Ekaterina Schulmann, politologueà franceinfo
Comme Maxim Katz, elle estime toutefois que le succès de sa campagne de signatures n'est pas lié aux qualités intrinsèques du candidat. "En Russie, où les choix politiques sont limités, l'illusion d'une participation politique est précieuse pour les citoyens. Nadejdine, en tant qu'alternative, incarne un désir de changement, indépendamment des opinions des uns et des autres." C'est également l'avis de Leonid Gozman, ancien compagnon de route politique au sein de l'Union des forces de droite. "Tout ceci est lié aux tensions internes dans la société russe, à l'insatisfaction des gens face à la guerre et au pouvoir de Poutine", détaille cette personnalité aujourd'hui en exil.
Le candidat libéral, surtout, évite les dérapages verbaux, ce qui rassure les potentiels électeurs. "Lors de la dernière élection présidentielle, Pavel Grudinin, le candidat communiste, a dit toutes sortes d'absurdités sur son adoration de Staline, ce qui, bien sûr, a repoussé son électorat urbain", commente Ekaterina Schulmann. "Boris Nadejdine, lui, maintient une position patriotique contre la guerre, soulignant que celle-ci est contraire aux intérêts de la Russie et de son peuple."

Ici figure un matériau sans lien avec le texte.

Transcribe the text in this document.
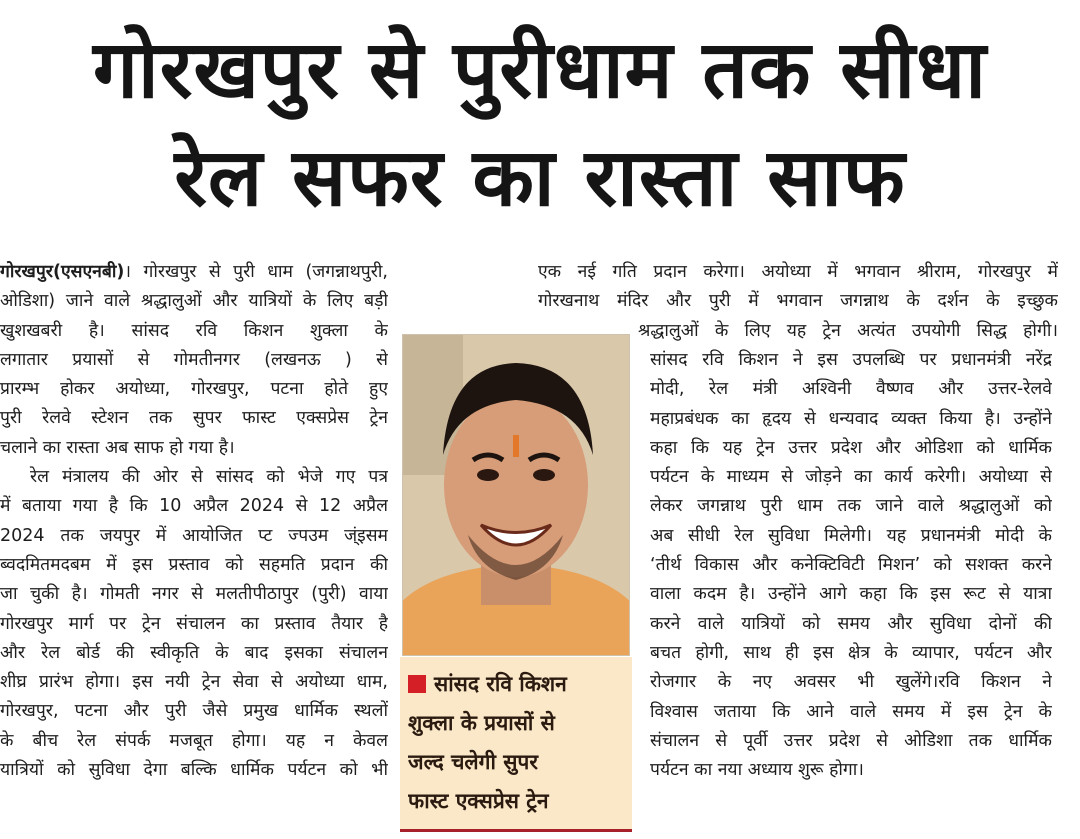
गोरखपुर से पुरीधाम तक सीधा
रेल सफर का रास्ता साफ
गोरखपुर(एसएनबी)। गोरखपुर से पुरी धाम (जगन्नाथपुरी,
ओडिशा) जाने वाले श्रद्धालुओं और यात्रियों के लिए बड़ी
खुशखबरी है। सांसद रवि किशन शुक्ला के
लगातार प्रयासों से गोमतीनगर (लखनऊ ) से
प्रारम्भ होकर अयोध्या, गोरखपुर, पटना होते हुए
पुरी रेलवे स्टेशन तक सुपर फास्ट एक्सप्रेस ट्रेन
चलाने का रास्ता अब साफ हो गया है।
रेल मंत्रालय की ओर से सांसद को भेजे गए पत्र
में बताया गया है कि 10 अप्रैल 2024 से 12 अप्रैल
2024 तक जयपुर में आयोजित प्ट ज्पउम ज्ंइसम
ब्वदमितमदबम में इस प्रस्ताव को सहमति प्रदान की
जा चुकी है। गोमती नगर से मलतीपीठापुर (पुरी) वाया
गोरखपुर मार्ग पर ट्रेन संचालन का प्रस्ताव तैयार है
और रेल बोर्ड की स्वीकृति के बाद इसका संचालन
शीघ्र प्रारंभ होगा। इस नयी ट्रेन सेवा से अयोध्या धाम,
गोरखपुर, पटना और पुरी जैसे प्रमुख धार्मिक स्थलों
के बीच रेल संपर्क मजबूत होगा। यह न केवल
यात्रियों को सुविधा देगा बल्कि धार्मिक पर्यटन को भी
सांसद रवि किशन
शुक्ला के प्रयासों से
जल्द चलेगी सुपर
फास्ट एक्सप्रेस ट्रेन
एक नई गति प्रदान करेगा। अयोध्या में भगवान श्रीराम, गोरखपुर में
गोरखनाथ मंदिर और पुरी में भगवान जगन्नाथ के दर्शन के इच्छुक
श्रद्धालुओं के लिए यह ट्रेन अत्यंत उपयोगी सिद्ध होगी।
सांसद रवि किशन ने इस उपलब्धि पर प्रधानमंत्री नरेंद्र
मोदी, रेल मंत्री अश्विनी वैष्णव और उत्तर-रेलवे
महाप्रबंधक का हृदय से धन्यवाद व्यक्त किया है। उन्होंने
कहा कि यह ट्रेन उत्तर प्रदेश और ओडिशा को धार्मिक
पर्यटन के माध्यम से जोड़ने का कार्य करेगी। अयोध्या से
लेकर जगन्नाथ पुरी धाम तक जाने वाले श्रद्धालुओं को
अब सीधी रेल सुविधा मिलेगी। यह प्रधानमंत्री मोदी के
‘तीर्थ विकास और कनेक्टिविटी मिशन’ को सशक्त करने
वाला कदम है। उन्होंने आगे कहा कि इस रूट से यात्रा
करने वाले यात्रियों को समय और सुविधा दोनों की
बचत होगी, साथ ही इस क्षेत्र के व्यापार, पर्यटन और
रोजगार के नए अवसर भी खुलेंगे।रवि किशन ने
विश्वास जताया कि आने वाले समय में इस ट्रेन के
संचालन से पूर्वी उत्तर प्रदेश से ओडिशा तक धार्मिक
पर्यटन का नया अध्याय शुरू होगा।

Alors que Boris Nadejdine faisait office de vernis démocratique, les derniers sondages ont provoqué quelques éclaboussures sur le cadre attendu. Personne ne saura jamais combien de voix aurait obtenu le candidat Boris Nadejdine, mais il aurait de toutes manières échoué à l'emporter. Est-ce d'ailleurs important ? "Ce candidat a pris d'immenses risques, conclut Maxim Katz. Ce n'est pas tous les jours qu'on peut entendre tout cela dans la bouche d'un responsable russe."